‘Ailey’ is a frustratingly subdued portrait of a revered artist
REVIEW: 'Ailey' attempts to demystify an admired yet enigmatic man, but only manages to provoke more unanswered questions
It seems like fans have been waiting forever to see a comprehensive film on beloved choreographer Alvin Ailey, the man who revolutionized dance and opened a now iconic theater, where artists from all backgrounds have mastered their crafts.
While much has been written and said about the legacy of his work, there hasn’t been a significant movie or TV series that has delved into the man behind the name. And director Jamila Wignot’s documentary, Ailey, isn’t one either.
Screened at the Sundance Film Festival, it’s hard to tell what Ailey is trying to do. For starters, it’s described as a “portrait” of its namesake on IMDB, but it’s closer to a tribute to him instead. In fact, it even opens with a clip from Cicely Tyson’s speech honoring Ailey at the Kennedy Center in 1988, when he was awarded for his lifetime contribution to American culture. Perhaps unbeknownst to the audience at this point in the film, this moment sets the tone for what’s to come.
While Wignot seems to obligatorily include audio interviews and other archival footage of Ailey taking us through his biographical journey, she offers little exposition of his words.

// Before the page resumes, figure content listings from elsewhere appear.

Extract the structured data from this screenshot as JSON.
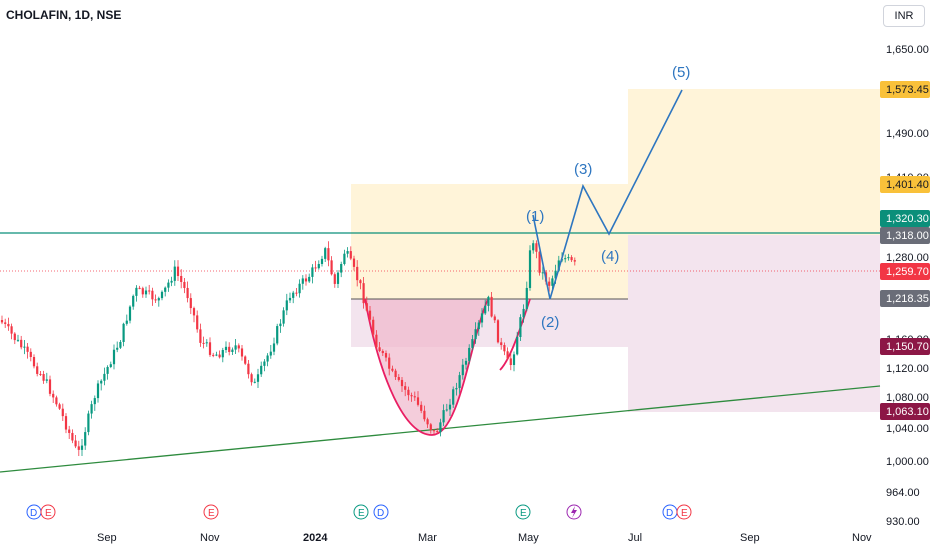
{
  "header": {
    "symbol": "CHOLAFIN, 1D, NSE",
    "currency": "INR"
  },
  "chart_data": {
    "type": "candlestick",
    "y_axis": {
      "ticks": [
        "1,650.00",
        "1,490.00",
        "1,410.00",
        "1,280.00",
        "1,160.00",
        "1,120.00",
        "1,080.00",
        "1,040.00",
        "1,000.00",
        "964.00",
        "930.00"
      ]
    },
    "x_axis": {
      "ticks": [
        "Sep",
        "Nov",
        "2024",
        "Mar",
        "May",
        "Jul",
        "Sep",
        "Nov"
      ]
    },
    "price_tags": [
      {
        "label": "1,573.45",
        "value": 1573.45,
        "bg": "#f9c13a",
        "fg": "#131722"
      },
      {
        "label": "1,401.40",
        "value": 1401.4,
        "bg": "#f9c13a",
        "fg": "#131722"
      },
      {
        "label": "1,320.30",
        "value": 1320.3,
        "bg": "#0b8f7a",
        "fg": "#ffffff"
      },
      {
        "label": "1,318.00",
        "value": 1318.0,
        "bg": "#6a6d78",
        "fg": "#ffffff"
      },
      {
        "label": "1,259.70",
        "value": 1259.7,
        "bg": "#f23645",
        "fg": "#ffffff"
      },
      {
        "label": "1,218.35",
        "value": 1218.35,
        "bg": "#6a6d78",
        "fg": "#ffffff"
      },
      {
        "label": "1,150.70",
        "value": 1150.7,
        "bg": "#8c1746",
        "fg": "#ffffff"
      },
      {
        "label": "1,063.10",
        "value": 1063.1,
        "bg": "#8c1746",
        "fg": "#ffffff"
      }
    ],
    "wave_labels": [
      "(1)",
      "(2)",
      "(3)",
      "(4)",
      "(5)"
    ],
    "wave_points": [
      {
        "label": "(1)",
        "value": 1330
      },
      {
        "label": "(2)",
        "value": 1218
      },
      {
        "label": "(3)",
        "value": 1410
      },
      {
        "label": "(4)",
        "value": 1318
      },
      {
        "label": "(5)",
        "value": 1580
      }
    ],
    "event_markers": [
      {
        "type": "D",
        "color": "#2962ff"
      },
      {
        "type": "E",
        "color": "#f23645"
      },
      {
        "type": "E",
        "color": "#f23645"
      },
      {
        "type": "E",
        "color": "#089981"
      },
      {
        "type": "D",
        "color": "#2962ff"
      },
      {
        "type": "E",
        "color": "#089981"
      },
      {
        "type": "flash",
        "color": "#9c27b0"
      },
      {
        "type": "D",
        "color": "#2962ff"
      },
      {
        "type": "E",
        "color": "#f23645"
      }
    ],
    "colors": {
      "up": "#089981",
      "down": "#f23645",
      "wave": "#2e76c0",
      "trend": "#2e8b3e",
      "resistance": "#0b8f7a",
      "cup": "#e91e63"
    }
  }
}
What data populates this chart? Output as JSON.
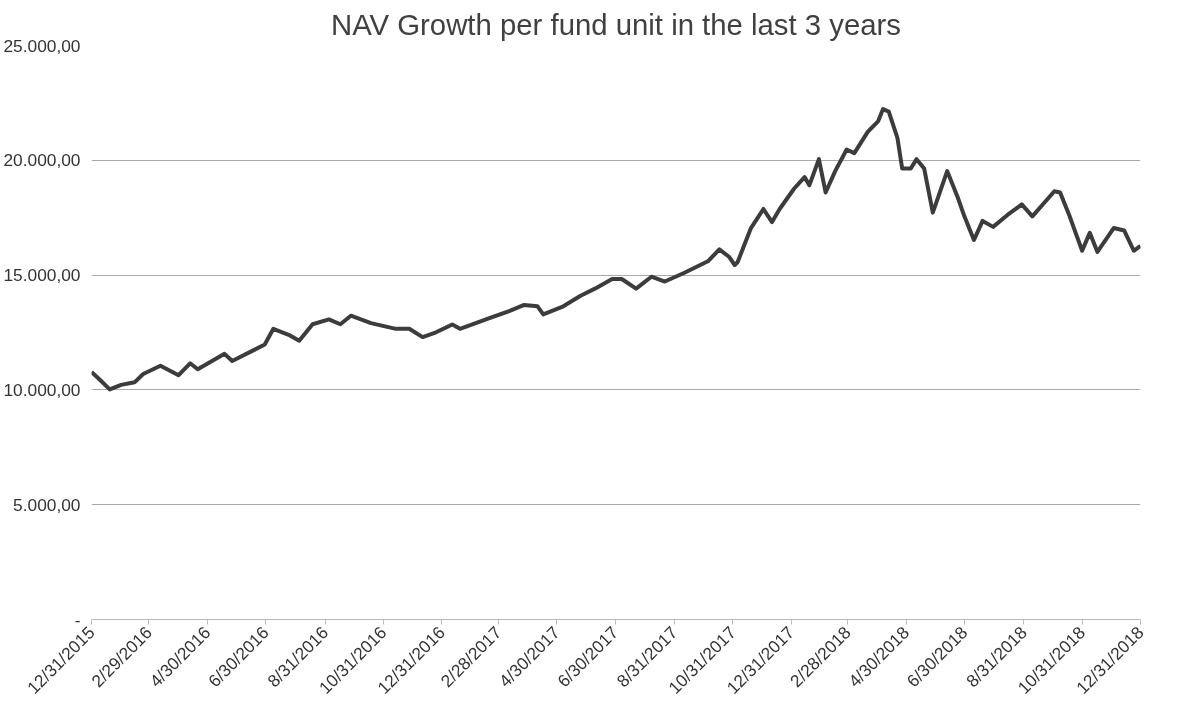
{
  "chart_data": {
    "type": "line",
    "title": "NAV Growth per fund unit in the last 3 years",
    "x": [
      "2015-12-31",
      "2016-01-09",
      "2016-01-19",
      "2016-01-31",
      "2016-02-14",
      "2016-02-23",
      "2016-03-12",
      "2016-03-31",
      "2016-04-12",
      "2016-04-20",
      "2016-05-18",
      "2016-05-26",
      "2016-06-17",
      "2016-06-29",
      "2016-07-08",
      "2016-07-24",
      "2016-08-04",
      "2016-08-18",
      "2016-09-04",
      "2016-09-16",
      "2016-09-27",
      "2016-10-18",
      "2016-11-13",
      "2016-11-27",
      "2016-12-11",
      "2016-12-25",
      "2017-01-11",
      "2017-01-19",
      "2017-02-18",
      "2017-03-12",
      "2017-03-27",
      "2017-04-10",
      "2017-04-16",
      "2017-05-07",
      "2017-05-25",
      "2017-06-09",
      "2017-06-27",
      "2017-07-07",
      "2017-07-22",
      "2017-08-07",
      "2017-08-21",
      "2017-09-10",
      "2017-10-05",
      "2017-10-17",
      "2017-10-27",
      "2017-11-02",
      "2017-11-05",
      "2017-11-19",
      "2017-12-02",
      "2017-12-11",
      "2017-12-19",
      "2018-01-03",
      "2018-01-14",
      "2018-01-19",
      "2018-01-29",
      "2018-02-05",
      "2018-02-15",
      "2018-02-27",
      "2018-03-07",
      "2018-03-21",
      "2018-04-01",
      "2018-04-06",
      "2018-04-12",
      "2018-04-21",
      "2018-04-26",
      "2018-05-05",
      "2018-05-11",
      "2018-05-19",
      "2018-05-28",
      "2018-06-12",
      "2018-06-23",
      "2018-06-30",
      "2018-07-10",
      "2018-07-19",
      "2018-07-30",
      "2018-08-14",
      "2018-08-29",
      "2018-09-09",
      "2018-10-02",
      "2018-10-08",
      "2018-10-18",
      "2018-10-31",
      "2018-11-08",
      "2018-11-16",
      "2018-12-03",
      "2018-12-14",
      "2018-12-24",
      "2018-12-31"
    ],
    "series": [
      {
        "color": "#3c3c3c",
        "values": [
          10780,
          10430,
          10020,
          10220,
          10330,
          10690,
          11050,
          10640,
          11160,
          10900,
          11570,
          11260,
          11720,
          11980,
          12660,
          12400,
          12140,
          12860,
          13070,
          12860,
          13230,
          12910,
          12660,
          12660,
          12300,
          12510,
          12850,
          12660,
          13120,
          13440,
          13700,
          13640,
          13290,
          13640,
          14100,
          14410,
          14830,
          14830,
          14410,
          14930,
          14720,
          15090,
          15600,
          16120,
          15800,
          15440,
          15560,
          17050,
          17880,
          17310,
          17880,
          18760,
          19270,
          18910,
          20050,
          18600,
          19530,
          20470,
          20310,
          21240,
          21710,
          22230,
          22120,
          20980,
          19640,
          19640,
          20050,
          19640,
          17720,
          19530,
          18390,
          17560,
          16530,
          17360,
          17100,
          17620,
          18080,
          17560,
          18650,
          18600,
          17560,
          16060,
          16840,
          16010,
          17050,
          16940,
          16060,
          16270
        ]
      }
    ],
    "xlim": [
      "2015-12-31",
      "2018-12-31"
    ],
    "xticks": [
      {
        "value": "2015-12-31",
        "label": "12/31/2015"
      },
      {
        "value": "2016-02-29",
        "label": "2/29/2016"
      },
      {
        "value": "2016-04-30",
        "label": "4/30/2016"
      },
      {
        "value": "2016-06-30",
        "label": "6/30/2016"
      },
      {
        "value": "2016-08-31",
        "label": "8/31/2016"
      },
      {
        "value": "2016-10-31",
        "label": "10/31/2016"
      },
      {
        "value": "2016-12-31",
        "label": "12/31/2016"
      },
      {
        "value": "2017-02-28",
        "label": "2/28/2017"
      },
      {
        "value": "2017-04-30",
        "label": "4/30/2017"
      },
      {
        "value": "2017-06-30",
        "label": "6/30/2017"
      },
      {
        "value": "2017-08-31",
        "label": "8/31/2017"
      },
      {
        "value": "2017-10-31",
        "label": "10/31/2017"
      },
      {
        "value": "2017-12-31",
        "label": "12/31/2017"
      },
      {
        "value": "2018-02-28",
        "label": "2/28/2018"
      },
      {
        "value": "2018-04-30",
        "label": "4/30/2018"
      },
      {
        "value": "2018-06-30",
        "label": "6/30/2018"
      },
      {
        "value": "2018-08-31",
        "label": "8/31/2018"
      },
      {
        "value": "2018-10-31",
        "label": "10/31/2018"
      },
      {
        "value": "2018-12-31",
        "label": "12/31/2018"
      }
    ],
    "ylim": [
      0,
      25000
    ],
    "yticks": [
      {
        "value": 0,
        "label": "-"
      },
      {
        "value": 5000,
        "label": "5.000,00"
      },
      {
        "value": 10000,
        "label": "10.000,00"
      },
      {
        "value": 15000,
        "label": "15.000,00"
      },
      {
        "value": 20000,
        "label": "20.000,00"
      },
      {
        "value": 25000,
        "label": "25.000,00"
      }
    ],
    "grid": "y",
    "line_style": "solid"
  }
}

For example, when he talks about being raised by a single mother in Texas in the 1930s, and plainly states that he had no relationship with his father, there is no one from his personal life—friends? Family members?—also featured in the film that could ground his statements. As a result, it feels immediately hollow. Who is this nebulous voice, more seen than heard, that bears the film’s name?
Ailey doesn’t seem to know. In fact, Wignot rushes forward in history to trace Ailey’s academic and professional paths as we listen to him marvel over revered contemporaries like Carmen de Lavallade and Don Martin, almost like a Wikipedia bullet point. Though we are treated to some of his proudest work, like “Revelations,” inconsequential information like how Ailey was inspired by various forms of dance and music, including Bach, seem included only to fill the film’s scant, 1 hour and 22-minute runtime. While it’s nice to know, it’s not balanced with anything particularly engrossing.
That includes the bizarre decision to feature rehearsals and practices for the Alvin Ailey Dance Theater’s upcoming number, featuring all new choreography that was inspired by today’s Black Lives Matter era. As fun as it is to see how Ailey continues to inspire a new generation, these scenes are so choppily interspersed throughout the film that it’s hard to care. And besides, it is the choreographers who do the talking here, in between directing the artists, but offering very little outside of referring to the dancers as “physical historians.”
It would have been far more impactful if, instead, the young people guided this portion of the narrative. Why did they choose this theater? What does Ailey’s journey mean to them? What is it about Ailey’s journey that still resonates today?
The director seems to leave those questions to be tackled by Ailey’s own students and protégés—people like dancers-turned-choreographers Judith Jamison, Masazumi Chaya and Bill T. Jones—who all have very interesting things to say about what Ailey meant to them and their relationship, but little else. We often see each of Wignot’s subjects stumbling over who they think Ailey was, including his sexuality.
In a rare intimate anecdote in Ailey, as black-and-white photos of him in athletic sports flash upon the screen, we hear the master reflect on how he was intimidated by a sports coach in school, who scolded his technique and asked, “What are you, a sissy?” Ailey recalls thinking, “Yeah, I am.” Though a brief reflection, it’s the first admission of his own sexuality in the film, and it actually gives a sense of his humanity and identity at a time when he was coming into his own.
That’s later followed in the film by a rather dangling story of Ailey finding, then losing, a romantic partner named Abdullah that he loved. We hear the pain in his voice as he recounts this, and when his friend, Joyce, passed away suddenly. It is clear that Ailey did not speak much about his life to those who were around him each day, as multiple interviewees in the film attest, so these tiny moments of introspection are extremely welcome.
Ailey leaves it to people like Chaya and Jones to wrestle with what they think Ailey might have been going through in the film’s concluding moments, ultimately coming to terms with the fact that they didn’t really know him at all. Even how Ailey considered his own celebrity, adored by people of color and honored by white folks, was pure conjecture.
“Did they love him or what he represented?” one asks as they ponder just how much Ailey edited of himself to feel accepted by those around him. Was his work really only about “protest” or the agony suppressed—or was he just capturing the beauty of dance through the politicized bodies of the less powerful?
Jones even goes as far to suggest that Ailey did not have much of a gay community to engage with or look up to. Close to his mother through his dying days, even as he was committed to a mental institution after seen acting unusually at his theater, those who looked up to him are compelled to wonder what it must have been like to be him, while the Ailey audience presumably scratches their heads in confusion.
Ailey attempts to demystify an admired yet enigmatic man, but only manages to provoke more unanswered questions—even for those in the film.